David Shields: As a work gets more autobiographical, more intimate, more confessional, more embarrassing, it breaks into fragments. Our lives aren’t prepackaged along narrative lines and, therefore, by its very nature, reality-based art – underprocessed, underproduced – splinters and explodes.

My brother pushed the latest Sun Kil Moon album, Benji, on me earlier this year, and I went through a period where I barely listened to any other music besides that album. Over his last two albums, Mark Kozelek (who is Sun Kil Moon) has mastered a confessional lyrics style that firmly positions Benji as album-as-memoir. We learn about deaths and illnesses in his family, first sexual experiences, bouts of depression, resentment of more successful musicians, and his father’s flirtations with the girls at Panera Bread, among other subjects, in Benji’s 11 songs.

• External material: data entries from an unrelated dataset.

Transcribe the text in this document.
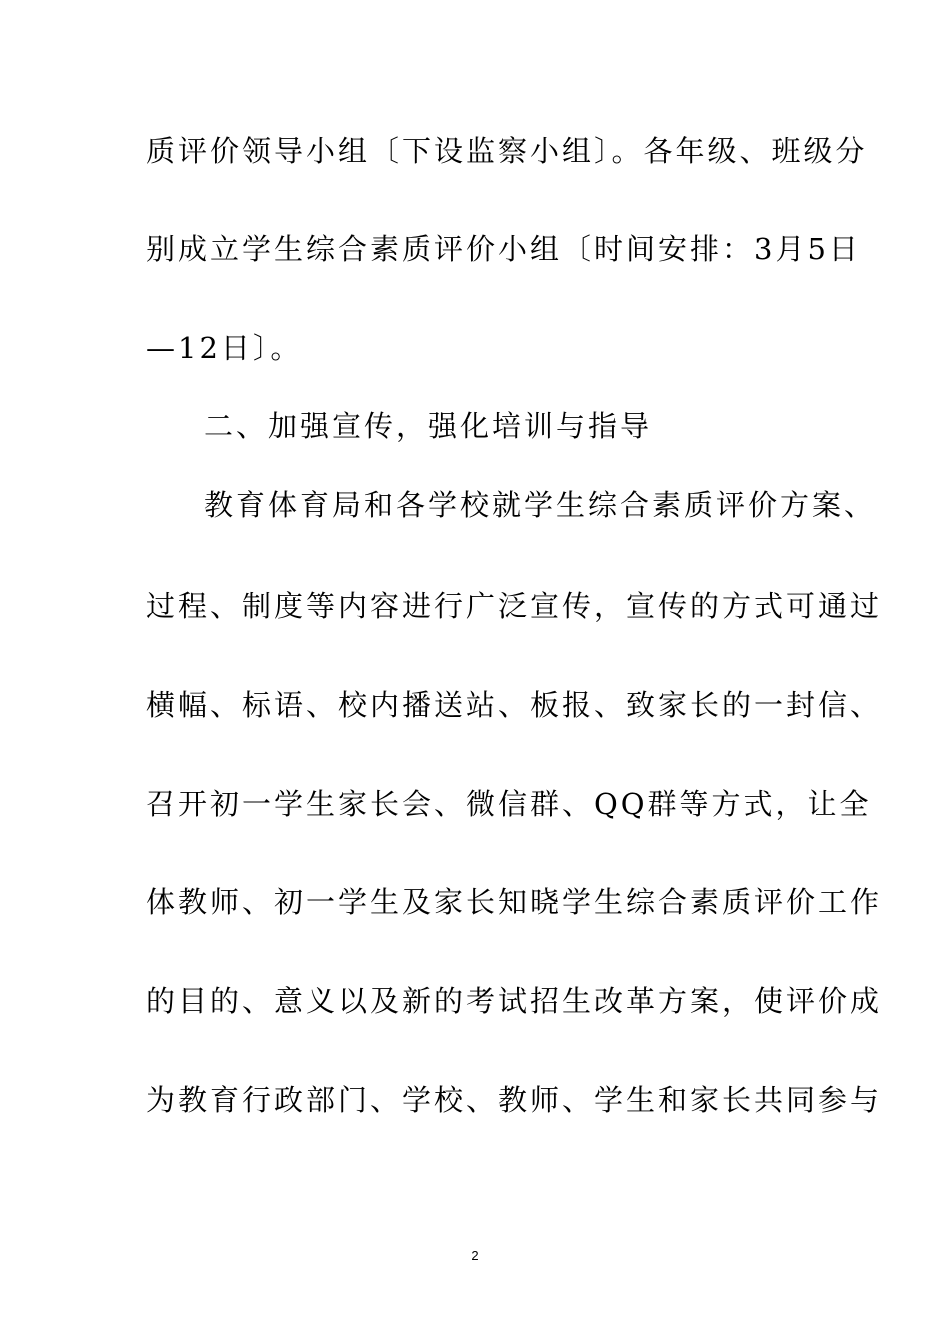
质评价领导小组〔下设监察小组〕。各年级、班级分
别成立学生综合素质评价小组〔时间安排：3月5日
—12日〕。
二、加强宣传，强化培训与指导
教育体育局和各学校就学生综合素质评价方案、
过程、制度等内容进行广泛宣传，宣传的方式可通过
横幅、标语、校内播送站、板报、致家长的一封信、
召开初一学生家长会、微信群、QQ群等方式，让全
体教师、初一学生及家长知晓学生综合素质评价工作
的目的、意义以及新的考试招生改革方案，使评价成
为教育行政部门、学校、教师、学生和家长共同参与
2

Coincidentally, during the time I was obsessively listening to Benji, Stephen Malkmus, the lead singer of Pavement, was a guest on Marc Maron’s WTF podcast. In college, I worshipped Pavement and, by extension, Malkmus; his detached, jaded, and sarcastic style was, for me, the epitome of cool. I tried to dress like him and even found myself talking like him (I was fanatical enough about the group that I tracked down nearly every interview to which the reclusive Malkmus condescended). Fifteen years later, listening to the WTF interview and hearing Malkmus try to use his patented irony to counter Maron’s equally patented sincerity, I felt embarrassed for my former hero. Perhaps it was the platform – Maron’s podcast is especially beloved as a place for artists to bring out their true selves – but I couldn’t help thinking that Malkmus sounded ridiculous and, more specifically, anachronistic. His refusal to open up about himself made him seem as if he’d just emerged from a 1990s time capsule, along with reruns of Seinfield (cf. Curb Your Enthusiasm and Louie and even Seinfeld’s current web series, Comedians in Cars Getting Coffee) and a laser disc ofBraveheart (cf. The Hurt Locker and Zero Dark Thirty on Blu-ray). We are firmly entrenched in an artistic moment of honesty and transparency, or in the very least (as I think Reality Hunger is arguing) the semblance of honesty and transparency. Boundaries are being broken, not just between fiction and non-fiction, but also between artist and audience. Since those summer days beside the pool, whether it’s reading the artfully composed collage of David Shields or My Struggle’s first thousand pages of virtually unbroken test, I’ve come to realize that, as long as a writer is willing to chip away at those boundaries, I am ready to share the experience.